Cyber security, and the money being spent on it, is increasing in importance within the UK. As the threat of terrorism evolves and becomes far more than just a physical danger, the role of organisations and government departments, like the National Cyber Security Centre, becomes pivotal in the UK’s defence strategy. Counter Terror Business explores
In announcing the launch of the five year National Cyber Security Strategy in November 2016, Chancellor Philip Hammond said that it was ‘crucial that Britain is a safe place to do digital business’ and that, in order to achieve this, ‘we need a secure cyber space’. Underpinned by £1.9 billion of transformational investment, the strategy is built upon three core pillars: defend, deter and develop, and is supported by National Cyber Security Centre (NCSC) – an organisation Hammond labelled as a ‘dedicated, outward-facing authority on cyber’.

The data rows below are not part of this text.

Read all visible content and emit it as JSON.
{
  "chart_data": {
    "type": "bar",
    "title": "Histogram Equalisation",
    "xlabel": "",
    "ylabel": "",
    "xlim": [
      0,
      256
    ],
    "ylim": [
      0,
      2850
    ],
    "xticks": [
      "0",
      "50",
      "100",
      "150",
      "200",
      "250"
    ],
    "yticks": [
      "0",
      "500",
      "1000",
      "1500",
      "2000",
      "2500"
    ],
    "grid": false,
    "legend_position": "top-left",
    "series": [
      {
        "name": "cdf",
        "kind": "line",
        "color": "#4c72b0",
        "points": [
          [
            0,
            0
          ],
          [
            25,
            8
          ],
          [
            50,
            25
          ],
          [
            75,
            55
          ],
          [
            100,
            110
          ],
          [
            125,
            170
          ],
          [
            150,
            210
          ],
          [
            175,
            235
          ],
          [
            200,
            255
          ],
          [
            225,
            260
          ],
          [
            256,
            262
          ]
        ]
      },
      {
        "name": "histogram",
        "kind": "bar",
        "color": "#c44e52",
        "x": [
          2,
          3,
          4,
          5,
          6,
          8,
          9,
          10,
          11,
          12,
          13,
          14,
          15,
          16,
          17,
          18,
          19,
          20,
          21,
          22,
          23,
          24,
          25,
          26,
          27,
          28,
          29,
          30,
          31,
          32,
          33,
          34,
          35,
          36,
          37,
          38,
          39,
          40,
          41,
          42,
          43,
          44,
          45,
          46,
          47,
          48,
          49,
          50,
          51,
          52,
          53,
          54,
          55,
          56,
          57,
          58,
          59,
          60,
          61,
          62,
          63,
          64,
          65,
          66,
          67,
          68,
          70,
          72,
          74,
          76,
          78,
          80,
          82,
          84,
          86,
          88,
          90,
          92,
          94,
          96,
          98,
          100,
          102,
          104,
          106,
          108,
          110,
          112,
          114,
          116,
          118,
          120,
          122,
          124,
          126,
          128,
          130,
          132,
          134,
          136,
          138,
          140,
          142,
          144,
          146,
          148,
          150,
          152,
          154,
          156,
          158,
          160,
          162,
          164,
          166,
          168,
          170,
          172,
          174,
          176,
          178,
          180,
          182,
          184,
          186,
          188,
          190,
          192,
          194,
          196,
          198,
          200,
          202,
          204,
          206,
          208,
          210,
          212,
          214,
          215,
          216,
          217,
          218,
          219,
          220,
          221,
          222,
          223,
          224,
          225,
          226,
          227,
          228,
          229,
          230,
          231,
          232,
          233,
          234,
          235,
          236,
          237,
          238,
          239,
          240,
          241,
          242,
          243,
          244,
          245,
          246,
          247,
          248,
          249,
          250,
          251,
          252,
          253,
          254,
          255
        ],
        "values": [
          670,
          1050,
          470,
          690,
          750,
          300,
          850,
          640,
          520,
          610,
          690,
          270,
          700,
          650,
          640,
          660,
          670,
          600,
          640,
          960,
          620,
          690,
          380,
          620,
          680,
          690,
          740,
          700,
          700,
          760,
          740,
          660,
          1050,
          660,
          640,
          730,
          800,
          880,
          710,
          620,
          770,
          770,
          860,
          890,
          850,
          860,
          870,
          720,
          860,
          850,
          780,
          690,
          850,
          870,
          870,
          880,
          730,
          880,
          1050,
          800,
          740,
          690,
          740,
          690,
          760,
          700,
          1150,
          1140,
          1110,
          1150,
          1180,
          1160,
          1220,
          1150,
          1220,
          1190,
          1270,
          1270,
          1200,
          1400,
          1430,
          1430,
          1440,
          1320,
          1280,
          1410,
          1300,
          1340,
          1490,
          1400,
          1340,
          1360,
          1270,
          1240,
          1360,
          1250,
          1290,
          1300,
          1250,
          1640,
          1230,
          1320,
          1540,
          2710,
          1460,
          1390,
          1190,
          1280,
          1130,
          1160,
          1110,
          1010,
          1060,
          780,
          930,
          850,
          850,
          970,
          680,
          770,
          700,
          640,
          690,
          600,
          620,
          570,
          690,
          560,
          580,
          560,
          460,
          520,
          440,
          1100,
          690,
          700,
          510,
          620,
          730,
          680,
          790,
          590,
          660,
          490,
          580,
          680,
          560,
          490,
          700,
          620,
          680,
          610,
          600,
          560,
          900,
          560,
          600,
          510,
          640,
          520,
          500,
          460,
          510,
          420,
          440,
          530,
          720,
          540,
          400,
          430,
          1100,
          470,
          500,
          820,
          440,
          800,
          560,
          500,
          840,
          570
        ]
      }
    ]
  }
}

Cyber crime and digital terrorist threats are not the anomaly that they once were. Indeed, Ciaran Martin, chief executive of the NCSC, has stated that ‘stealing information for financial and political purposes is as old as human activity itself’, and that we need to demystify the assumption that cyber terrorists and criminals are ‘people sitting in computers at far away places, that cannot be contested’, highlighting that it is an ‘incredibly damaging attitude’ to take, one which we can assume will not be happening on his watch.